Film: The Invention of Lying

I’m usually a fan of Ricky Gervais, particularly for his writing and performing in the original The Office and in Extras, so in reviewing the clumsy, oddly unfunny The Invention of Lying (2009) I find myself eager to blame Hollywood for stamping its grubby little mitts all over a film that should have worked but really, really doesn’t.

The high-concept pitch is promising. Imagine a world where everybody always tells the truth. Then imagine that, for no reason in particular, one random person suddenly learns how to lie, and that person is Ricky Gervais. A surefire recipe for comedy, right? But this soufflé really falls apart in the oven. Mark Bellison (Gervais) starts the movie at the assed-out point, a struggling screenwriter whose career is in the tank. An awkward date with the woman of his dreams (a profoundly unsympathetic Jennifer Garner) only compounds his misery. But just when it looks like all is lost, he learns that by making shit up, he can become tremendously powerful, and bend the world to his will. In the country of the blind, the one-eyed man, et cetera. But will this bring him happiness?
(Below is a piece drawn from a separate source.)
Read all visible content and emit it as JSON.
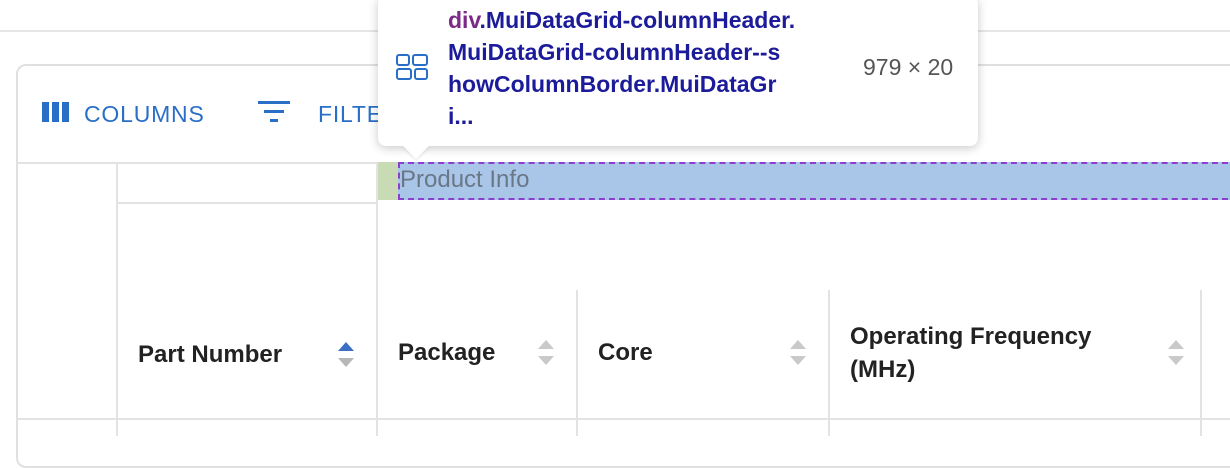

Sorta. But it’s not likely to bring you much.¬†The Invention of Lying feels like an extended sketch — more SNL than Python, alas — that plays its premise straight into the ground. It does so in a very odd way: listening to the dialogue, one gets the sense that it’s really not a bad script on paper, but something has gone horribly wrong in the execution. Gervais has a singular talent for awkward, dialogue-driven comedy, and his no-frills, stagy TV shows work best when performance and silence do the work. But Hollywood doesn’t work that way, and The Invention of Lying feels like adulterated Gervais: it’s got the hapless, uncomfortable protagonist and the witty dialogue, and a set-up that should be funny, but aspects of the production — in particular, the sappy soundtrack and formulaic story arc — gloss over its few strengths with manipulative big-screen conventions that take the film’s ridiculous world far too seriously. The result is a tone that is fatally muddled.

The genre writer in me was also unimpressed by the simplistic treatment of the premise. Not being able to lie, in this world, apparently equates only to being shallow, blunt, and gullible, and ultimately there are only two types of people here: assholes and sadsacks. Additionally, the inability of human beings to lie in this alternate universe evidently had no effect on the course of history. The story takes an obvious turn into religious satire, but it only serves to remind one that The Life of Brian did it all better. Maybe I’d be more forgiving of these failings if they’d resulted in more laughs, but such is not the case.

A weird and mildly interesting failure, in some ways, but definitely a failure. And unfortunately it’s not bad enough to be good — it’s just bad.